We put a lot of intense thought into how product development could be improved in general. And we soon realised that the classic, linear method in which one step follows another needs to be replaced by a parallel approach. That means we keep a constant eye on the three axes addressee/user, company/brand and production/profitability – all at the same time and at every stage of the project. Especially at the beginning of a development, that means more effort because we check out all aspects, but overall we save a lot of time and reduce the risks. After all, it’s hard to think of anything worse than getting to an advanced stage of development and having to realise that the implementation you’d envisaged either isn’t feasible at all or can only be achieved by making half-hearted compromises. By doing reality checks on a permanent basis, we identify that sort of problem area early on. It should actually be possible for a product to look just the way it did in the first sketch, otherwise you’re only selling hope.
Digitalisation will mean that products increasingly disappear, at least in their current form. Then what’s left for design to do?
We’ll continue to serve as a cog between companies and users. Our task has always been to create product and brand experiences, and that won’t change. The strategic side of design is becoming even more important, because without strategy design is just embellishment with a short-term impact. But obviously the levels at which our design begins are changing dramatically. If a device or service is controlled via an app on a smartphone, i.e. on a third-party device, perception of the brand changes. That effect is even stronger in the case of voice control via interfaces like Alexa. So in the near future, the brand might not be perceived via physical elements at all any more but in a multisensory way. That’s why we’re already thinking about how to distinguish between air-conditioning solutions based on the way they condition the air. Then the user experience will be defined via multisensory perceptions, which will in turn lead to brand experiences. It’s a complex subject, but an intriguing one. Ultimately, finding the most appropriate form for something is only one dimension of our profession. But then again, that’s always been the case.

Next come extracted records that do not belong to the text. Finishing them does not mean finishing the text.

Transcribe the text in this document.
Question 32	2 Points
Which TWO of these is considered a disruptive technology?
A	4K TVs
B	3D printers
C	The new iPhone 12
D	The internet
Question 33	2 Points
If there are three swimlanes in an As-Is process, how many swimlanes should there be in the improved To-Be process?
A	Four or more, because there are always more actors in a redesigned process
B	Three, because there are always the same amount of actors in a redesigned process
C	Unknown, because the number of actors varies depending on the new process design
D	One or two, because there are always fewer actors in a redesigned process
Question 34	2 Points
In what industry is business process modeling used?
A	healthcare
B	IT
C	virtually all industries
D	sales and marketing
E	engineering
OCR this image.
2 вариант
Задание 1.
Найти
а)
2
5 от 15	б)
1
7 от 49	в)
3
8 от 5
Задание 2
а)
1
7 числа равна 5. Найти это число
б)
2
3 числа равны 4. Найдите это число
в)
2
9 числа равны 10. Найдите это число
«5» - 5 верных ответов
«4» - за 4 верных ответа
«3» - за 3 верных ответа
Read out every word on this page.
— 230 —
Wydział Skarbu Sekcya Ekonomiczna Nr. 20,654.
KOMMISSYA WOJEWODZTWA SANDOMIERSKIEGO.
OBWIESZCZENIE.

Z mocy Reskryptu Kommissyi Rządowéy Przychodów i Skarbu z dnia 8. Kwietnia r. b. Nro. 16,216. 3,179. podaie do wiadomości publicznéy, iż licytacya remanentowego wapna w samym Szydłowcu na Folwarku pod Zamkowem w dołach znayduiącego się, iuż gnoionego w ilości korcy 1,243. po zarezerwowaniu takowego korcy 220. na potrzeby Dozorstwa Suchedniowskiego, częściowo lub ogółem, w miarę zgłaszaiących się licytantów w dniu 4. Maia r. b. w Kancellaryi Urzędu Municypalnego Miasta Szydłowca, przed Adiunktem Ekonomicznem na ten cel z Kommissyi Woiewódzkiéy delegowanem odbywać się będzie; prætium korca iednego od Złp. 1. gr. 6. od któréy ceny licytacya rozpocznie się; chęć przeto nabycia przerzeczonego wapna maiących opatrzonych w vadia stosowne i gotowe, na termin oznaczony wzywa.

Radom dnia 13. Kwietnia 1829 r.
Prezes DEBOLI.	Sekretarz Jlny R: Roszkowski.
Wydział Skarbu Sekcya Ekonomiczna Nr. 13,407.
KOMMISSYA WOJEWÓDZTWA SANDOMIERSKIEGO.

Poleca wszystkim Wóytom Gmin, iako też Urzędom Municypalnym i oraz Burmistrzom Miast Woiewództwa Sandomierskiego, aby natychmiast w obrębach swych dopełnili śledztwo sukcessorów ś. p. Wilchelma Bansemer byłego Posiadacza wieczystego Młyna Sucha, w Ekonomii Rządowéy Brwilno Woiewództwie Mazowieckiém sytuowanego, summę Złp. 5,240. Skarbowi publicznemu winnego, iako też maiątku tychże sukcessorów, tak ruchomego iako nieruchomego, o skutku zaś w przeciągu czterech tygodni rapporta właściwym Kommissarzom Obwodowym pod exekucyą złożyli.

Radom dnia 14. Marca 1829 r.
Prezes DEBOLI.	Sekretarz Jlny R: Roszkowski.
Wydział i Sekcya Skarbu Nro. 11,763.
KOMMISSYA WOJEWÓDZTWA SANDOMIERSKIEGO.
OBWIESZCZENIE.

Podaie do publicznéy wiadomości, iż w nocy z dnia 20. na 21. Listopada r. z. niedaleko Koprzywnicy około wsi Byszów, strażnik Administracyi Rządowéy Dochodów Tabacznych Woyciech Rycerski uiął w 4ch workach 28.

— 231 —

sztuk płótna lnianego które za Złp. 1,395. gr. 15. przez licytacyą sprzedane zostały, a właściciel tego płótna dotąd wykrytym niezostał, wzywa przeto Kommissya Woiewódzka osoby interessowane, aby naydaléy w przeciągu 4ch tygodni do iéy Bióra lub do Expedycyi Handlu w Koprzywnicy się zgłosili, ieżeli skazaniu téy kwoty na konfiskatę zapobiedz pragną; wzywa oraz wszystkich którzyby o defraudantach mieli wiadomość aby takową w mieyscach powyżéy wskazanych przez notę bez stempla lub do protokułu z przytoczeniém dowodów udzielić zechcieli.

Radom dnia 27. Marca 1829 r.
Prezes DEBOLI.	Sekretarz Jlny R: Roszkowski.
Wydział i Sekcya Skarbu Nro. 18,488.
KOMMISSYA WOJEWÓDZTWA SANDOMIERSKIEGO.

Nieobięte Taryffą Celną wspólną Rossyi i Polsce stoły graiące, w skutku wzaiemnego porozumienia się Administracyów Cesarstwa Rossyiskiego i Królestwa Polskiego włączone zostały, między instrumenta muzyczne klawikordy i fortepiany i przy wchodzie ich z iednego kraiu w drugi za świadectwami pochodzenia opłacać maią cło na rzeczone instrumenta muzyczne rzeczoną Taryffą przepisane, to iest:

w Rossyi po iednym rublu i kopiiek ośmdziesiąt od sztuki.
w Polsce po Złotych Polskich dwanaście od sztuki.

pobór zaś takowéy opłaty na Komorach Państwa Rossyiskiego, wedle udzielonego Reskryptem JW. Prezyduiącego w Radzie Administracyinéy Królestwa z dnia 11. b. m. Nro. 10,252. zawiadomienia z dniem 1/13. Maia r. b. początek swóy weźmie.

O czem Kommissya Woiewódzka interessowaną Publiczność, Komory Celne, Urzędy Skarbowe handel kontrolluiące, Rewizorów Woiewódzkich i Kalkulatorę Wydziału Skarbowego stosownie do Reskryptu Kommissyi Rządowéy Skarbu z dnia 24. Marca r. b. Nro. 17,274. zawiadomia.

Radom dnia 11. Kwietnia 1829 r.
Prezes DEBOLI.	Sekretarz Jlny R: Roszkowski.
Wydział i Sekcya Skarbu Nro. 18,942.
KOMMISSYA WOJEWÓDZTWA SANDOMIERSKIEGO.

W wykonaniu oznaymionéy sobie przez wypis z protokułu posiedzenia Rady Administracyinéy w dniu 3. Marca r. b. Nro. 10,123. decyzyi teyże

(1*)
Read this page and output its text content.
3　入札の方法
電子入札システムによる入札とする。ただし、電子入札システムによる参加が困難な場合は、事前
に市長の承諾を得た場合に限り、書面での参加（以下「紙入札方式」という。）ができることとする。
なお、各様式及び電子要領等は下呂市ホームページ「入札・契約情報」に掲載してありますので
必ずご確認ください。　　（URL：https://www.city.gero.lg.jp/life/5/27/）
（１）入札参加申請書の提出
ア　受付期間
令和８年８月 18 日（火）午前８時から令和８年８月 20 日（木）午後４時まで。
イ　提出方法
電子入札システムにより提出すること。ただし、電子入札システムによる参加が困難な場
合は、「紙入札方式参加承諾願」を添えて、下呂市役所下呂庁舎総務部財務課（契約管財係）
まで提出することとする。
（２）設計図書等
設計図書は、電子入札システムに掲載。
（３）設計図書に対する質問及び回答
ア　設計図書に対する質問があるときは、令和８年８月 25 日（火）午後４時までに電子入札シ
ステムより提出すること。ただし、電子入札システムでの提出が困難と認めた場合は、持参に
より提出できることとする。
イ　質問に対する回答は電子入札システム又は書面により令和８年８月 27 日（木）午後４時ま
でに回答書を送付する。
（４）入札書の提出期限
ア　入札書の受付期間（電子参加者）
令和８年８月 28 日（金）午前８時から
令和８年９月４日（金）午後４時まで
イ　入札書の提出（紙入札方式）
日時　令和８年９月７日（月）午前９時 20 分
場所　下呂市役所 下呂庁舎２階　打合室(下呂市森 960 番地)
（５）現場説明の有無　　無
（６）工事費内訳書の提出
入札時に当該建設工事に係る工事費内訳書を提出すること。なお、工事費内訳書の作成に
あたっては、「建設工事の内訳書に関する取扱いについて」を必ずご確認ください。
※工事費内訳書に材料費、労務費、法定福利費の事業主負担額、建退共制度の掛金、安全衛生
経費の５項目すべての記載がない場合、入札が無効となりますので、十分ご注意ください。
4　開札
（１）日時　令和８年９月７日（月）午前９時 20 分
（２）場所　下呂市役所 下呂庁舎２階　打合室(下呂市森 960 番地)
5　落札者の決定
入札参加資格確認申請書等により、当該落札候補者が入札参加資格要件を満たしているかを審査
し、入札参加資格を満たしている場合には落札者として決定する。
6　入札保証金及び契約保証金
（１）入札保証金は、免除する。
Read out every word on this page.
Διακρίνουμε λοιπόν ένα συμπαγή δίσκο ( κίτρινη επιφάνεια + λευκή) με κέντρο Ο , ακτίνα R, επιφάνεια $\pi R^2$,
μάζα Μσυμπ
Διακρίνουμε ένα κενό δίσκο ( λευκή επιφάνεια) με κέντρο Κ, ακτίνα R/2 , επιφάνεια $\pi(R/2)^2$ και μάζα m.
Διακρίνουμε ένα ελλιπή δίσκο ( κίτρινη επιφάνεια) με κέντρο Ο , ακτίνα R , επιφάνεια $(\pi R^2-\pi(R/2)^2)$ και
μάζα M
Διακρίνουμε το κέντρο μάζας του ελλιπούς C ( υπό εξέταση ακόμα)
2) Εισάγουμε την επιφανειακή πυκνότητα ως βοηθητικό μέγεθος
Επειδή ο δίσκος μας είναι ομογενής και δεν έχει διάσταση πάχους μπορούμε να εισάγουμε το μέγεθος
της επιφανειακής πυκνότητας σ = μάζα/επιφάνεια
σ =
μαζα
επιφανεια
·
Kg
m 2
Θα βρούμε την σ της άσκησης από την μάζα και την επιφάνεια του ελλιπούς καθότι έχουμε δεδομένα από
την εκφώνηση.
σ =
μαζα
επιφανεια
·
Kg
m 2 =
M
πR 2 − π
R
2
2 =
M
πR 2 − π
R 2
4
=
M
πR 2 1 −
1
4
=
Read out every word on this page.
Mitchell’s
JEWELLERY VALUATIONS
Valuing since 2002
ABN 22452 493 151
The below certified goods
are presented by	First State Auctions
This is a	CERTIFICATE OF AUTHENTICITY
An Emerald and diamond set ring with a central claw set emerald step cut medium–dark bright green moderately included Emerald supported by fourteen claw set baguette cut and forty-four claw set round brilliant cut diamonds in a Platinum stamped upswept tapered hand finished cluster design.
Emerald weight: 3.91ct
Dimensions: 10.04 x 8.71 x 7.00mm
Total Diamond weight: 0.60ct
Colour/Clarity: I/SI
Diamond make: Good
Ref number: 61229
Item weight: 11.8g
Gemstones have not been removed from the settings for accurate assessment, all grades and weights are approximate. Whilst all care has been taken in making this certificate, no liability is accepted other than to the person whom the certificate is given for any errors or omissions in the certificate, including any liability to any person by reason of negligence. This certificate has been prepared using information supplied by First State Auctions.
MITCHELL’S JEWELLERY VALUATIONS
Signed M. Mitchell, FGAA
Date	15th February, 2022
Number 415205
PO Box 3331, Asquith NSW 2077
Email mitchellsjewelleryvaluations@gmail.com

Günter Horntrich founded yellow design in Pforzheim about 45 years ago. Since 2011 Alexander Schlag has been managing partner at the company, which has locations in Pforzheim and Tokyo. The yellow group also includes yellow design | yellow lab, founded in Cologne in 1992, as well as yellow too in Berlin. In principle, the three companies are independent market players, but they also work directly with one another whenever their different areas of expertise are required.